Soma faciasında oğlunu kaybeden ve daha sonra kurduğu derneğe, hayatını kaybeden 301 işçinin anısına '301 Madenciler Derneği' adını koyan İsmail Çolak, "On yıl geçti ancak Türkiye'de yaşanan her iş kazası, acılarımızı artırıyor" dedi. Çolak, "Yeni Somalar olmasın dediler ancak Erzincan İliç'te, Amasra'da yine işçiler öldü. Yeni Soma faciaları, aradan geçen on yılda, tekrardan başımıza geldi. Bir arpa boyu yol alınamadı. Hükümet Soma katliamından sonra maden yasası çıkartmıştı ancak bu yasanın uygulanmasına 2025 yılından sonra başlanacak. Yeni Somalar olmasın denildi, yasa 2025'te uygulanana dek Soma katliamları bu ülkede yaşanmaya hep devam etti" diye anlattı.

"MADENE GİREN TEK BİR DENETİMCİ GÖREMEDİK"

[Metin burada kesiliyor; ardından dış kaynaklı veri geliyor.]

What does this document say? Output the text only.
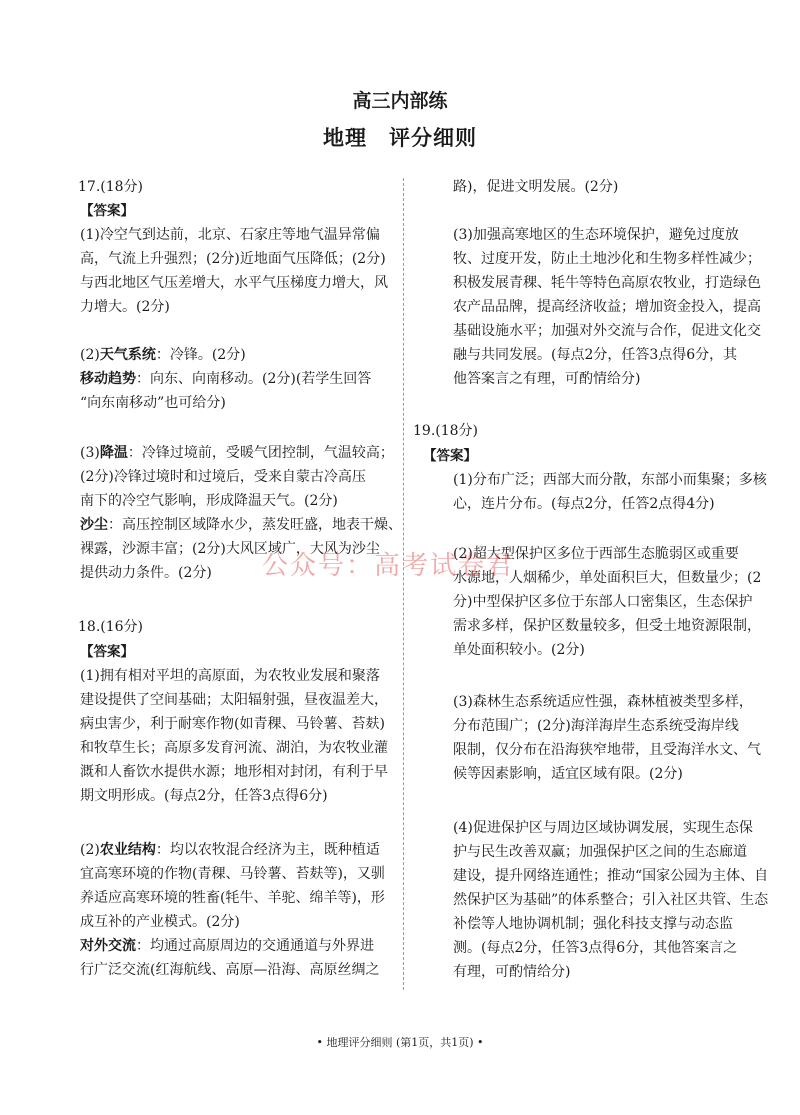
高三内部练
地理 评分细则
17.(18分)
【答案】
(1)冷空气到达前，北京、石家庄等地气温异常偏
高，气流上升强烈；(2分)近地面气压降低；(2分)
与西北地区气压差增大，水平气压梯度力增大，风
力增大。(2分)
(2)天气系统：冷锋。(2分)
移动趋势：向东、向南移动。(2分)(若学生回答
“向东南移动”也可给分)
(3)降温：冷锋过境前，受暖气团控制，气温较高；
(2分)冷锋过境时和过境后，受来自蒙古冷高压
南下的冷空气影响，形成降温天气。(2分)
沙尘：高压控制区域降水少，蒸发旺盛，地表干燥、
裸露，沙源丰富；(2分)大风区域广，大风为沙尘
提供动力条件。(2分)
18.(16分)
【答案】
(1)拥有相对平坦的高原面，为农牧业发展和聚落
建设提供了空间基础；太阳辐射强，昼夜温差大，
病虫害少，利于耐寒作物(如青稞、马铃薯、苔麸)
和牧草生长；高原多发育河流、湖泊，为农牧业灌
溉和人畜饮水提供水源；地形相对封闭，有利于早
期文明形成。(每点2分，任答3点得6分)
(2)农业结构：均以农牧混合经济为主，既种植适
宜高寒环境的作物(青稞、马铃薯、苔麸等)，又驯
养适应高寒环境的牲畜(牦牛、羊驼、绵羊等)，形
成互补的产业模式。(2分)
对外交流：均通过高原周边的交通通道与外界进
行广泛交流(红海航线、高原—沿海、高原丝绸之
路)，促进文明发展。(2分)
(3)加强高寒地区的生态环境保护，避免过度放
牧、过度开发，防止土地沙化和生物多样性减少；
积极发展青稞、牦牛等特色高原农牧业，打造绿色
农产品品牌，提高经济收益；增加资金投入，提高
基础设施水平；加强对外交流与合作，促进文化交
融与共同发展。(每点2分，任答3点得6分，其
他答案言之有理，可酌情给分)
19.(18分)
【答案】
(1)分布广泛；西部大而分散，东部小而集聚；多核
心，连片分布。(每点2分，任答2点得4分)
(2)超大型保护区多位于西部生态脆弱区或重要
水源地，人烟稀少，单处面积巨大，但数量少；(2
分)中型保护区多位于东部人口密集区，生态保护
需求多样，保护区数量较多，但受土地资源限制，
单处面积较小。(2分)
(3)森林生态系统适应性强，森林植被类型多样，
分布范围广；(2分)海洋海岸生态系统受海岸线
限制，仅分布在沿海狭窄地带，且受海洋水文、气
候等因素影响，适宜区域有限。(2分)
(4)促进保护区与周边区域协调发展，实现生态保
护与民生改善双赢；加强保护区之间的生态廊道
建设，提升网络连通性；推动“国家公园为主体、自
然保护区为基础”的体系整合；引入社区共管、生态
补偿等人地协调机制；强化科技支撑与动态监
测。(每点2分，任答3点得6分，其他答案言之
有理，可酌情给分)
公众号：高考试卷君
• 地理评分细则 (第1页，共1页) •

"Soma'daki facianın yaşanacağını, işçiler zaten 40 gün öncesinden söylemişti. Ancak tek bir önlem dahi alınmadı" ifadesini kullanan Çolak, "Çıkardıkları kanunun arkasında dahi durmadılar. En son İliç'te, bir facia daha yaşadık. İliç'te yaşananlar Soma'da yaşananların bire bir aynısı; ihmaller, denetimsizlik ve suni denetimler. Devlet memuru emeklisiyim ancak kamuda dahi denetim göremediğimiz Türkiye'de, özel sektörde hiç göremezsiniz. Bu katliamların çoğu faili dışarıda, ancak katiamı protesto eden öğrenciler ve siyasetçiler hapis cezası aldı. Üç beş kuruş verip davayı kapatırız anlayışı hakim. Her işçi katliamı sonrası 'Bir daha yaşanmasın' diyorlar ancak aynı şeyler tekrar tekrar yaşanıyor" diye konuştu.

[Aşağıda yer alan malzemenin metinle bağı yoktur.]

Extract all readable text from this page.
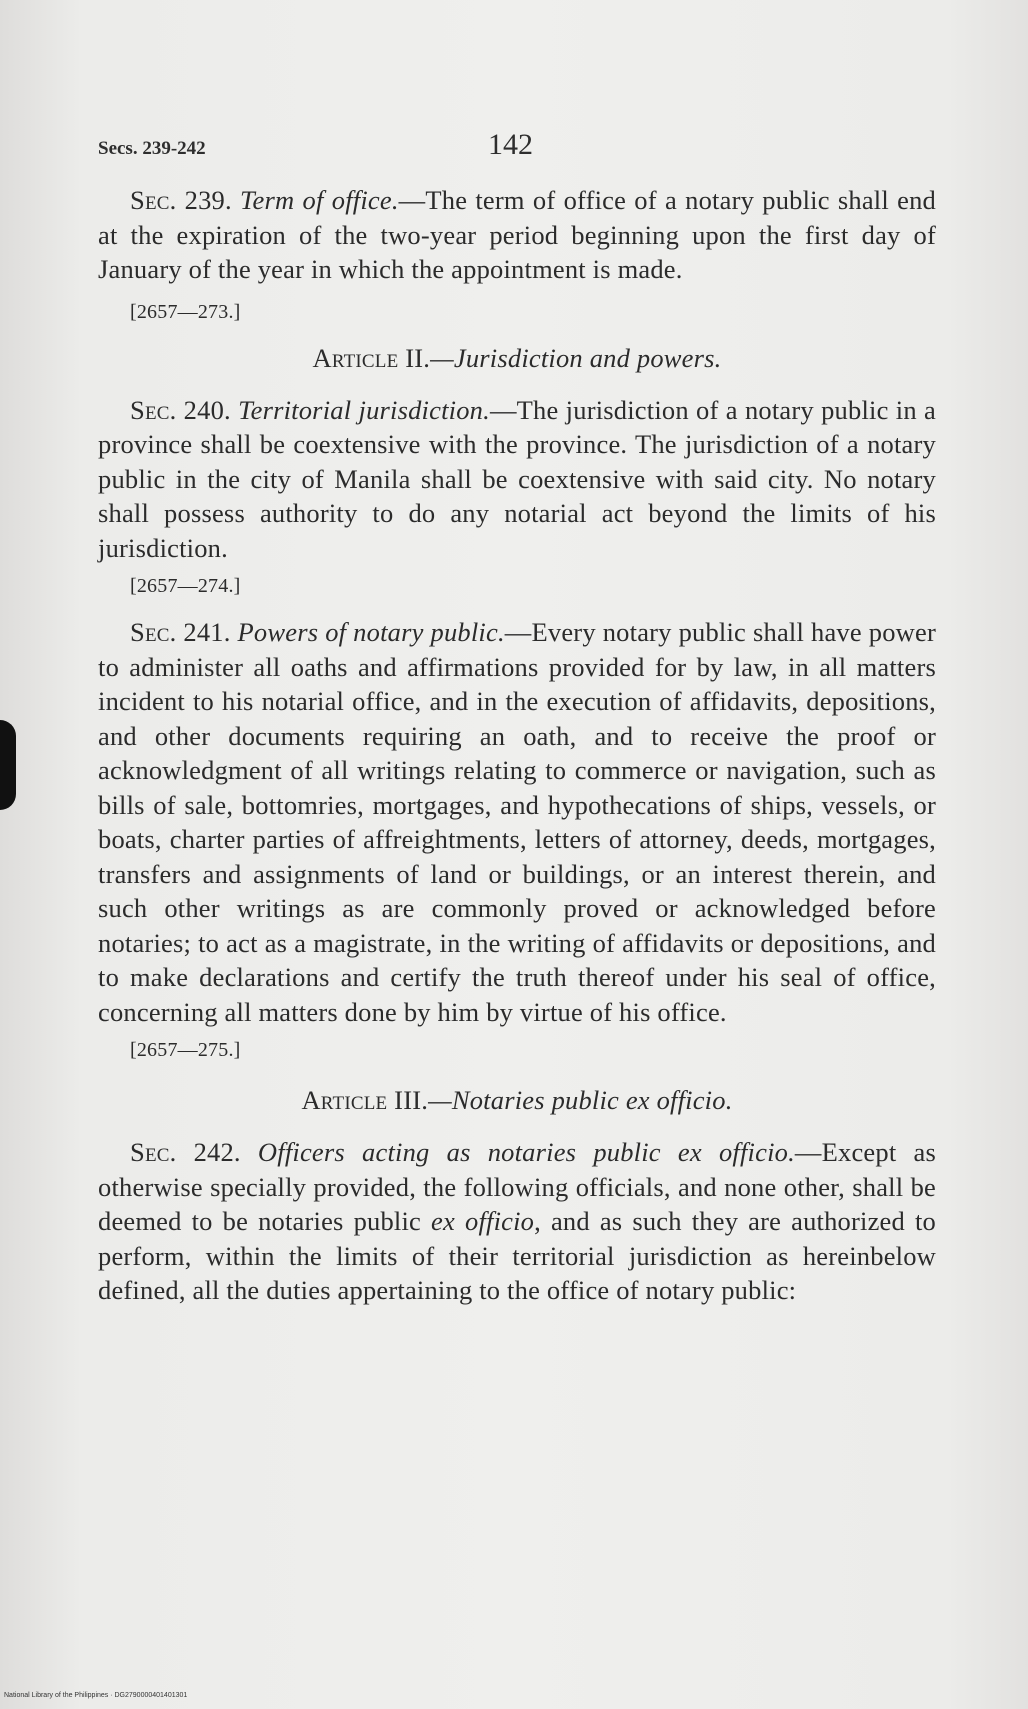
Secs. 239-242	142

Sec. 239. Term of office.—The term of office of a notary public shall end at the expiration of the two-year period beginning upon the first day of January of the year in which the appointment is made.

[2657—273.]

Article II.—Jurisdiction and powers.

Sec. 240. Territorial jurisdiction.—The jurisdiction of a notary public in a province shall be coextensive with the province. The jurisdiction of a notary public in the city of Manila shall be coextensive with said city. No notary shall possess authority to do any notarial act beyond the limits of his jurisdiction.

[2657—274.]

Sec. 241. Powers of notary public.—Every notary public shall have power to administer all oaths and affirmations provided for by law, in all matters incident to his notarial office, and in the execution of affidavits, depositions, and other documents requiring an oath, and to receive the proof or acknowledgment of all writings relating to commerce or navigation, such as bills of sale, bottomries, mortgages, and hypothecations of ships, vessels, or boats, charter parties of affreightments, letters of attorney, deeds, mortgages, transfers and assignments of land or buildings, or an interest therein, and such other writings as are commonly proved or acknowledged before notaries; to act as a magistrate, in the writing of affidavits or depositions, and to make declarations and certify the truth thereof under his seal of office, concerning all matters done by him by virtue of his office.

[2657—275.]

Article III.—Notaries public ex officio.

Sec. 242. Officers acting as notaries public ex officio.—Except as otherwise specially provided, the following officials, and none other, shall be deemed to be notaries public ex officio, and as such they are authorized to perform, within the limits of their territorial jurisdiction as hereinbelow defined, all the duties appertaining to the office of notary public:

National Library of the Philippines · DG2790000401401301
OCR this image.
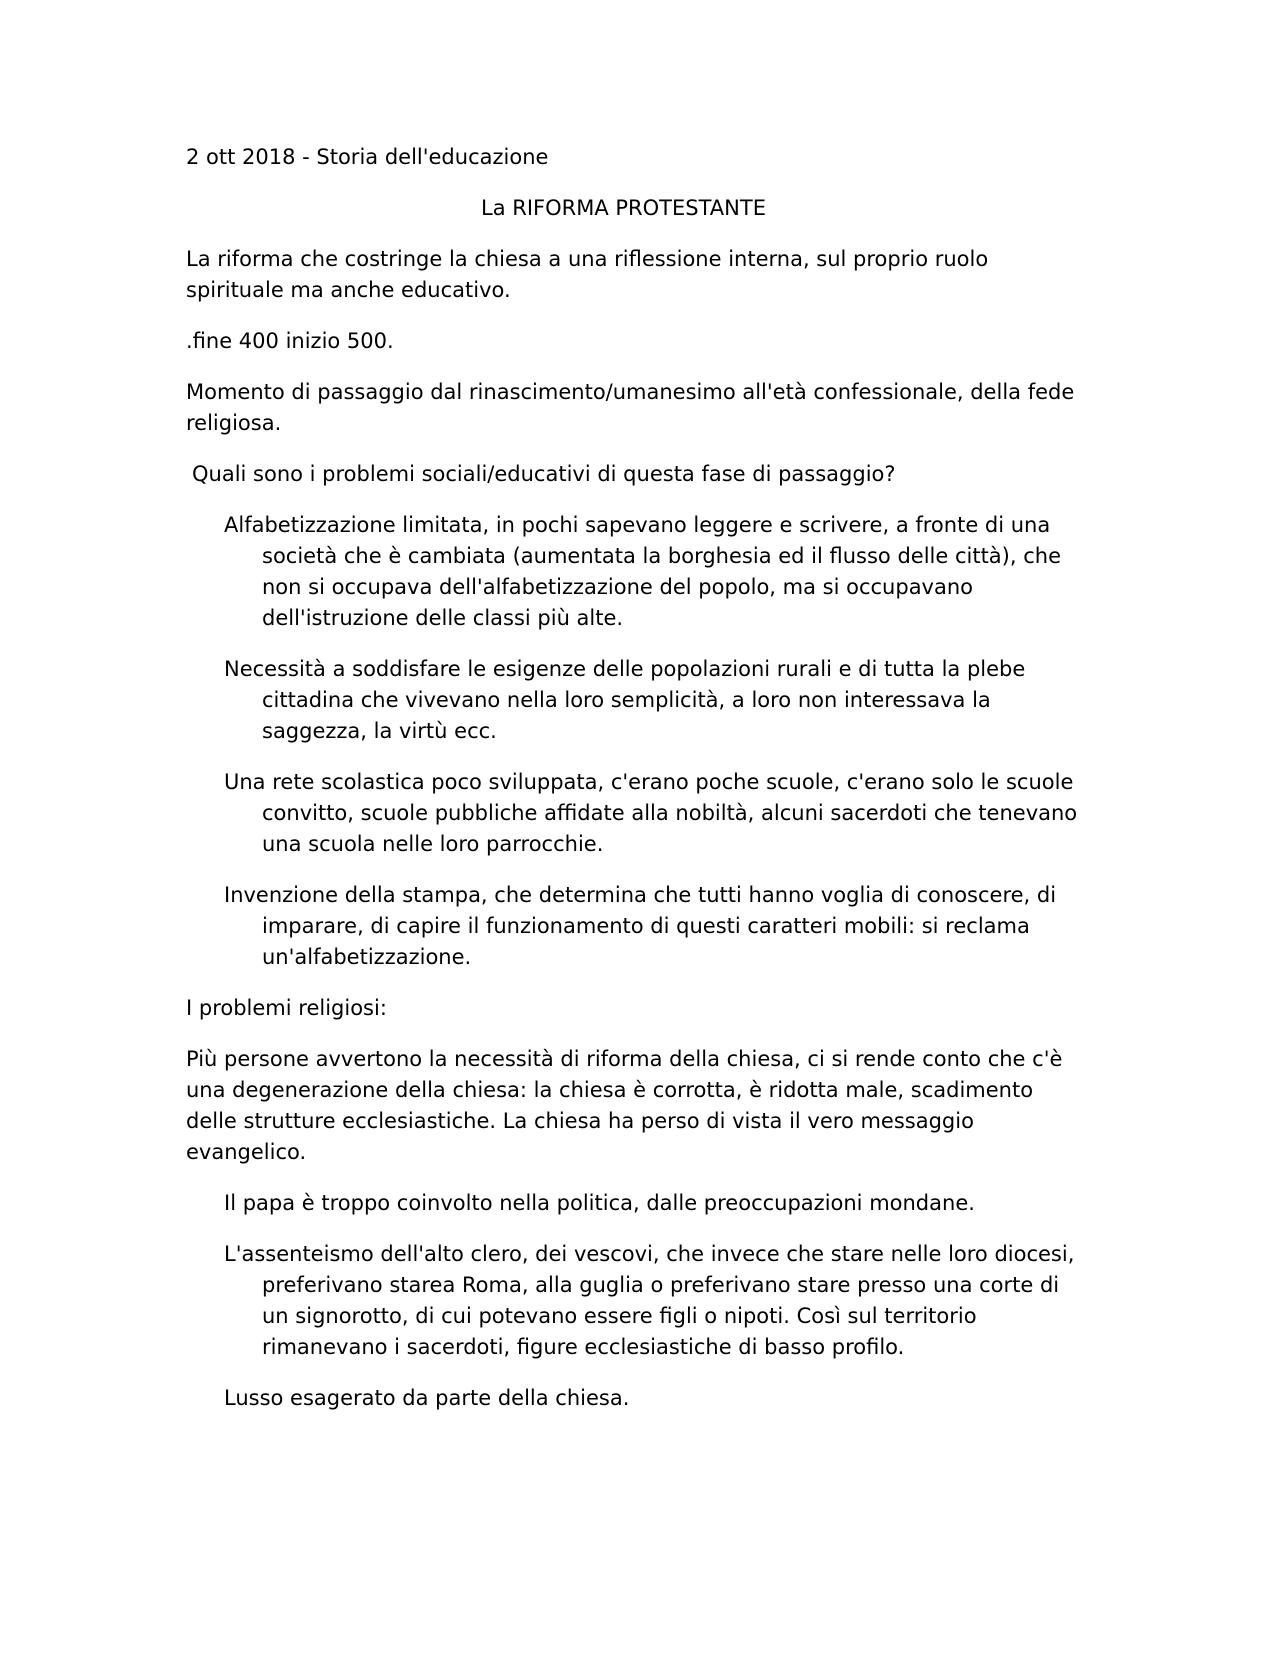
2 ott 2018 - Storia dell'educazione

La RIFORMA PROTESTANTE

La riforma che costringe la chiesa a una riflessione interna, sul proprio ruolo spirituale ma anche educativo.

.fine 400 inizio 500.

Momento di passaggio dal rinascimento/umanesimo all'età confessionale, della fede religiosa.

Quali sono i problemi sociali/educativi di questa fase di passaggio?

Alfabetizzazione limitata, in pochi sapevano leggere e scrivere, a fronte di una società che è cambiata (aumentata la borghesia ed il flusso delle città), che non si occupava dell'alfabetizzazione del popolo, ma si occupavano dell'istruzione delle classi più alte.
Necessità a soddisfare le esigenze delle popolazioni rurali e di tutta la plebe cittadina che vivevano nella loro semplicità, a loro non interessava la saggezza, la virtù ecc.
Una rete scolastica poco sviluppata, c'erano poche scuole, c'erano solo le scuole convitto, scuole pubbliche affidate alla nobiltà, alcuni sacerdoti che tenevano una scuola nelle loro parrocchie.
Invenzione della stampa, che determina che tutti hanno voglia di conoscere, di imparare, di capire il funzionamento di questi caratteri mobili: si reclama un'alfabetizzazione.

I problemi religiosi:

Più persone avvertono la necessità di riforma della chiesa, ci si rende conto che c'è una degenerazione della chiesa: la chiesa è corrotta, è ridotta male, scadimento delle strutture ecclesiastiche. La chiesa ha perso di vista il vero messaggio evangelico.

Il papa è troppo coinvolto nella politica, dalle preoccupazioni mondane.
L'assenteismo dell'alto clero, dei vescovi, che invece che stare nelle loro diocesi, preferivano starea Roma, alla guglia o preferivano stare presso una corte di un signorotto, di cui potevano essere figli o nipoti. Così sul territorio rimanevano i sacerdoti, figure ecclesiastiche di basso profilo.
Lusso esagerato da parte della chiesa.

"ARADAN GEÇEN ON YILDA, ŞÜPHELİLER HARİÇ HERKES CEZA ALDI"
Soma faciasını protesto eden bir grup öğrenci ise aradan geçen dokuz yılın ardından 2023 yılında 3'er yıl hapis cezasına çarptırılmıştı. Ege Üniversitesi'nde eğitim gören 30 öğrenciye, 'Eğitim ve Öğretim Hakkının Engellenmesi, Terör Örgütü Propagandası Yapmak, Görevi Yaptırmamak İçin Direnme, Kamu Malına Zarar Verme ve 2911 sayılı Toplantı ve Gösteri Yürüyüşleri Kanunu'na Muhalefet' gibi suçlamalarla dava açılmıştı. Öğrencilerin avukatı Şule Arslan Hızal ise şunları aktardı; "Soma'daki katliamdan sorumlu olduğu şüphesi bulunan kamu görevlilerine, daha bu yıl dava açıldı ve duruşma henüz yeni görüldü. Ancak hayatını kaybeden işçilerin hakları için eylem düzenleyen ve o dönemlerde henüz 19 yaşlarında olan gençlerin, maalesef cezaları infaz edildi ve siciline işlendi. Bazı öğrenciler hukuk fakültesinden mezun oldu ancak avukatlık yapamıyorlar. Bazı gençlerin ise dosyası şu anda istinafta. Esas nokta şu; gerçek suçlular henüz yargılanmazken, aradan geçen bu on yılda konu ile ilgisiz gençler ceza aldılar. 'Yeni Somalar olmasın' denildi ancak Ermenek'te ve son olarak İliç'te, yine maden faciaları, işçi katliamları meydana geldi. Aradan geçen on yılda, Soma'da hayatını kaybeden işçiler ve maden işçileri adına olumlu doğru düzgün bir adım atılamadı. Soma katliamının yıl dönümünde, bu kritik noktayı tüm kamuoyunun sorgulaması gerekiyor" diye konuştu.